Although we are still very early in the process of understanding the biological pathways of myelodysplastic syndromes (MDS), our ability to stratify patients according to their genetic mutations will give us in the short term a tool that will allow us to adapt treatments in function of the patients who need it most, said Elli Papaemmanuil, PhD, assistant professor of computational oncology, Memorial Sloan Kettering Cancer Center.
Papaemmanuil led a plenary session at the 2022 Congress of the European Hematology Association (EHA), entitled “Molecular classification and prognosis in MDS”.
Given that MDS is characterized by its heterogeneity, can you discuss current knowledge and how disease subtypes differ in severity and response to treatment?

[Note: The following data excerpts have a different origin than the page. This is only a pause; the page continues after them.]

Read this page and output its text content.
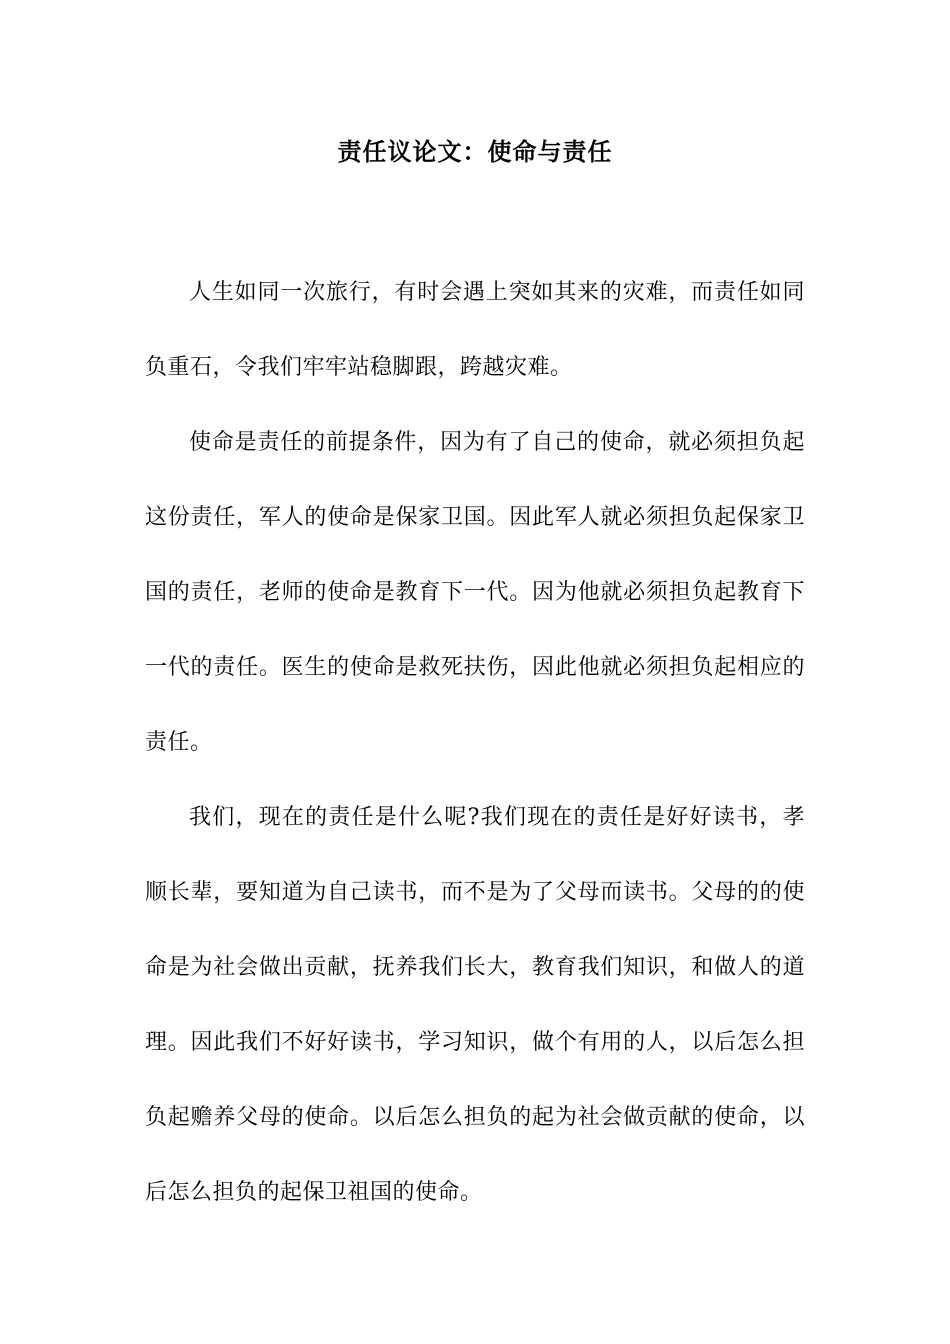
责任议论文：使命与责任

人生如同一次旅行，有时会遇上突如其来的灾难，而责任如同负重石，令我们牢牢站稳脚跟，跨越灾难。

使命是责任的前提条件，因为有了自己的使命，就必须担负起这份责任，军人的使命是保家卫国。因此军人就必须担负起保家卫国的责任，老师的使命是教育下一代。因为他就必须担负起教育下一代的责任。医生的使命是救死扶伤，因此他就必须担负起相应的责任。

我们，现在的责任是什么呢?我们现在的责任是好好读书，孝顺长辈，要知道为自己读书，而不是为了父母而读书。父母的的使命是为社会做出贡献，抚养我们长大，教育我们知识，和做人的道理。因此我们不好好读书，学习知识，做个有用的人，以后怎么担负起赡养父母的使命。以后怎么担负的起为社会做贡献的使命，以后怎么担负的起保卫祖国的使命。
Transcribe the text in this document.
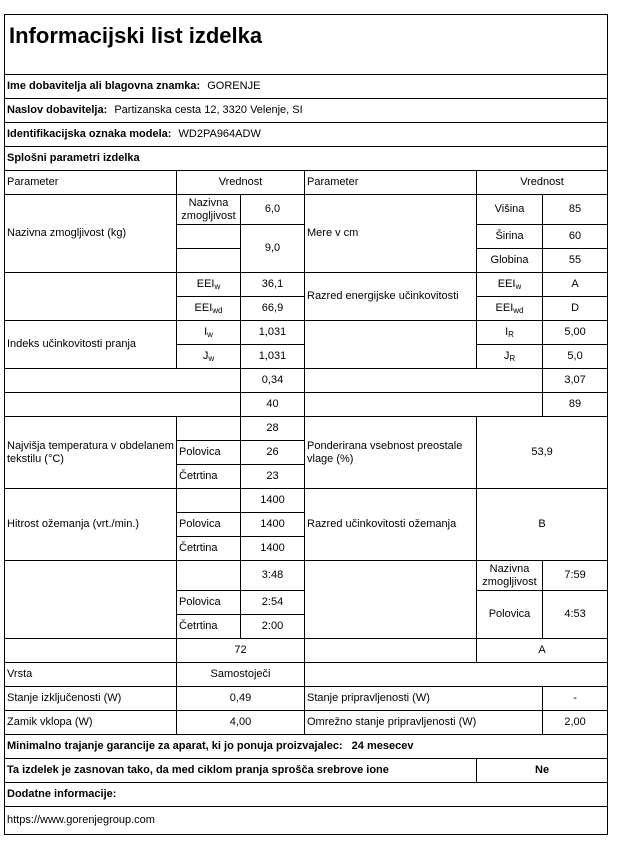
Informacijski list izdelka					
Ime dobavitelja ali blagovna znamka: GORENJE					
Naslov dobavitelja: Partizanska cesta 12, 3320 Velenje, SI					
Identifikacijska oznaka modela: WD2PA964ADW					
Splošni parametri izdelka					
Parameter	Vrednost		Parameter	Vrednost	
Nazivna zmogljivost (kg)	Nazivna zmogljivost	6,0	Mere v cm	Višina	85
		9,0		Širina	60
				Globina	55
	$EEI_w$	36,1	Razred energijske učinkovitosti	$EEI_w$	A
	$EEI_{wd}$	66,9		$EEI_{wd}$	D
Indeks učinkovitosti pranja	$I_w$	1,031		$I_R$	5,00
	$J_w$	1,031		$J_R$	5,0
		0,34			3,07
		40			89
Najvišja temperatura v obdelanem tekstilu (°C)		28	Ponderirana vsebnost preostale vlage (%)	53,9	
	Polovica	26			
	Četrtina	23			
Hitrost ožemanja (vrt./min.)		1400	Razred učinkovitosti ožemanja	B	
	Polovica	1400			
	Četrtina	1400			
		3:48		Nazivna zmogljivost	7:59
	Polovica	2:54		Polovica	4:53
	Četrtina	2:00			
	72			A	
Vrsta	Samostoječi				
Stanje izključenosti (W)	0,49		Stanje pripravljenosti (W)		-
Zamik vklopa (W)	4,00		Omrežno stanje pripravljenosti (W)		2,00
Minimalno trajanje garancije za aparat, ki jo ponuja proizvajalec: 24 mesecev					
Ta izdelek je zasnovan tako, da med ciklom pranja sprošča srebrove ione				Ne	
Dodatne informacije:					
https://www.gorenjegroup.com					
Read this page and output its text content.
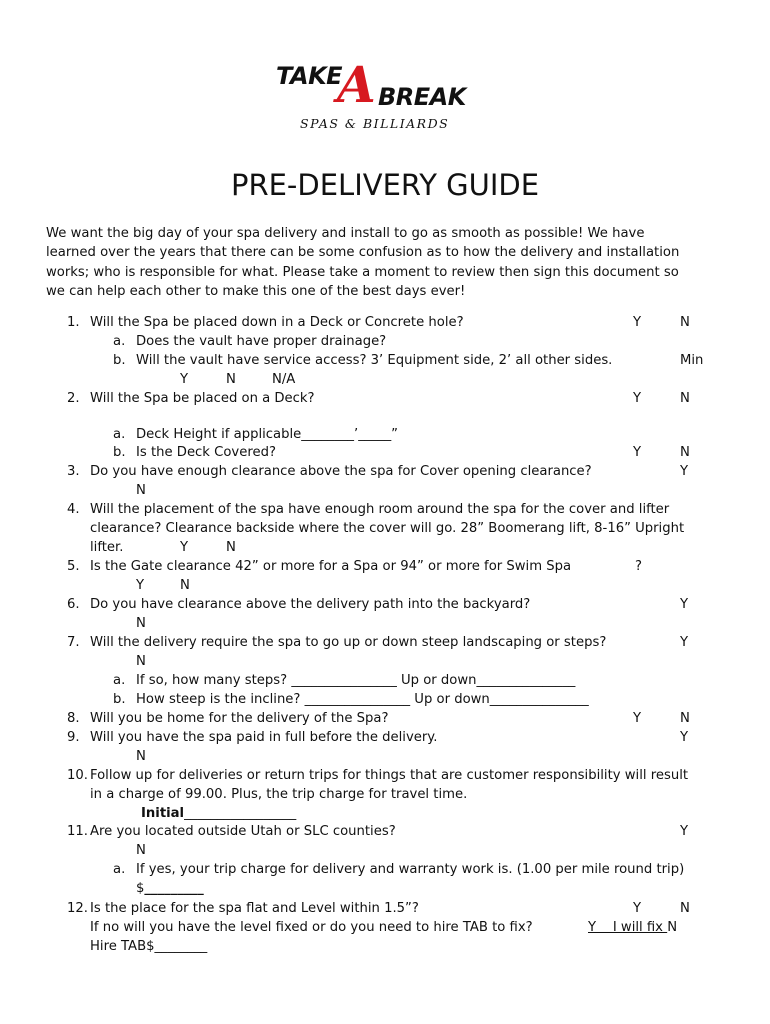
TAKE
A BREAK
SPAS & BILLIARDS
PRE-DELIVERY GUIDE
We want the big day of your spa delivery and install to go as smooth as possible! We have
learned over the years that there can be some confusion as to how the delivery and installation
works; who is responsible for what. Please take a moment to review then sign this document so
we can help each other to make this one of the best days ever!
1. Will the Spa be placed down in a Deck or Concrete hole?	Y	N
a. Does the vault have proper drainage?
b. Will the vault have service access? 3’ Equipment side, 2’ all other sides.	Min
Y	N	N/A
2. Will the Spa be placed on a Deck?	Y	N
a. Deck Height if applicable________’_____”
b. Is the Deck Covered?	Y	N
3. Do you have enough clearance above the spa for Cover opening clearance?	Y
N
4. Will the placement of the spa have enough room around the spa for the cover and lifter
clearance? Clearance backside where the cover will go. 28” Boomerang lift, 8-16” Upright
lifter.	Y	N
5. Is the Gate clearance 42” or more for a Spa or 94” or more for Swim Spa	?
Y	N
6. Do you have clearance above the delivery path into the backyard?	Y
N
7. Will the delivery require the spa to go up or down steep landscaping or steps?	Y
N
a. If so, how many steps? ________________ Up or down_______________
b. How steep is the incline? ________________ Up or down_______________
8. Will you be home for the delivery of the Spa?	Y	N
9. Will you have the spa paid in full before the delivery.	Y
N
10. Follow up for deliveries or return trips for things that are customer responsibility will result
in a charge of 99.00. Plus, the trip charge for travel time.
Initial_________________
11. Are you located outside Utah or SLC counties?	Y
N
a. If yes, your trip charge for delivery and warranty work is. (1.00 per mile round trip)
$_________
12. Is the place for the spa flat and Level within 1.5”?	Y	N
If no will you have the level fixed or do you need to hire TAB to fix?	Y    I will fix N
Hire TAB$________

So myelodysplastic syndromes are really a spectrum of myeloid disorders, and they can be very diverse from each other, ranging from patients who have very low-risk disease, and those are the types of patients that we clinically want to manage with a supportive therapy — they can live up to 10 years — and then, on the other spectrum, we have patients with very high-risk disease. These patients require high intensity therapies and can live from a few months to a year and can often progress rapidly to more acute forms of the disease.
This heterogeneity and the fact that patients can have a very wide range of clinical presentations and outcomes is something that calls into question how to optimally manage and treat patients in the clinic. So we really need tools and metrics that allow us to identify patients who may be low-risk or high-risk so that we can tailor our treatment decisions to each patient’s profile.
How can current knowledge of genetic mutations and biological pathways in MDS influence the use of precision medicine, and what further advances can be seen here?
We are therefore only at the very beginning. The genes that are mutated in MDS have only been discovered in the last 5-10 years. This allows us to understand the underlying biology of MDS, and over time what we really want to enable is the development of drugs that target these biological pathways.
In the short term, our ability to stratify patients based on their genetic mutations will give us a tool to tailor treatments to those patients who need them most. This means that we will minimize toxicities in patients with low-risk disease, but we can intervene early in patients at higher risk of disease progression and transformation.
In the long term, we will be able to link the biological pathways that lead to high-risk diseases, allowing us to develop therapeutic strategies targeting these same pathways. So this is where we can reap both the short-term and long-term benefits by considering the molecular profiles of patients with MDS.